The lawsuit filed by Hyundai in June 2005 accused Johnson of violating federal fair competition laws by selling products that did not meet the standards of Hyundai's authorised US models. According to Hyundai, serial numbers on the machines had been altered, none had warranty protection and some failed to me US Environmental Protection Agency (EPA) standards for engine emissions. The company also said some had manuals, markings and gauges in foreign languages, identifying them as being intended for non-US markets.

The ruling made under the US Lanham Act, which relates to the protection of trademarks, bars Johnson from importing or selling Hyundai equipment, unless it is purchased from an authorised Hyundai dealer. The company was also ordered to hand over all the illegal equipment still in its possession to cover Hyundai's court costs.

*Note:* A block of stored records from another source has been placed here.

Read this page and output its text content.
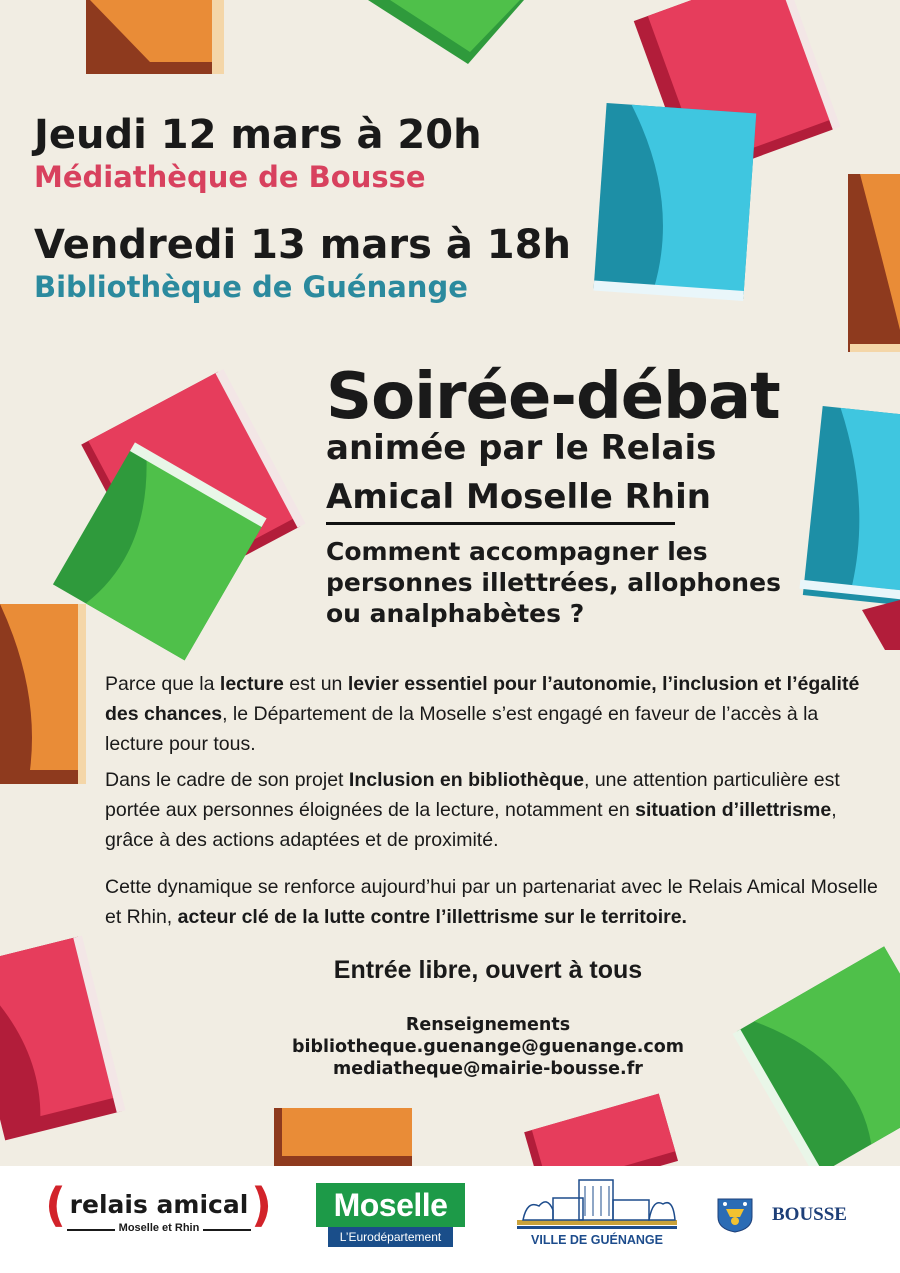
Jeudi 12 mars à 20h
Médiathèque de Bousse
Vendredi 13 mars à 18h
Bibliothèque de Guénange
Soirée-débat
animée par le Relais
Amical Moselle Rhin
Comment accompagner les personnes illettrées, allophones ou analphabètes ?

Parce que la lecture est un levier essentiel pour l’autonomie, l’inclusion et l’égalité des chances, le Département de la Moselle s’est engagé en faveur de l’accès à la lecture pour tous.

Dans le cadre de son projet Inclusion en bibliothèque, une attention particulière est portée aux personnes éloignées de la lecture, notamment en situation d’illettrisme, grâce à des actions adaptées et de proximité.

Cette dynamique se renforce aujourd’hui par un partenariat avec le Relais Amical Moselle et Rhin, acteur clé de la lutte contre l’illettrisme sur le territoire.

Entrée libre, ouvert à tous
Renseignements
bibliotheque.guenange@guenange.com
mediatheque@mairie-bousse.fr
(	)
relais amical
Moselle et Rhin
Moselle
L’Eurodépartement	VILLE DE GUÉNANGE
BOUSSE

Commenting on the ruling, John Lim, president of Hyundai Construction Equipment USA said, "We pursued this case in the interests of protecting and strengthening our US dealer network. Grey market equipment sales put our dealers at a distinct competitive and financial disadvantage. It's our responsibility to keep the playing field as level as possible."

Frederic Mendelsohn of Hyundai's counsel, Warren, McKay & Serritella, added, "This is an example of a manufacturing company fighting back against grey market importers who threaten legitimate dealers by offering equipment that doesn't meet the advanced capabilities of the company's US product line."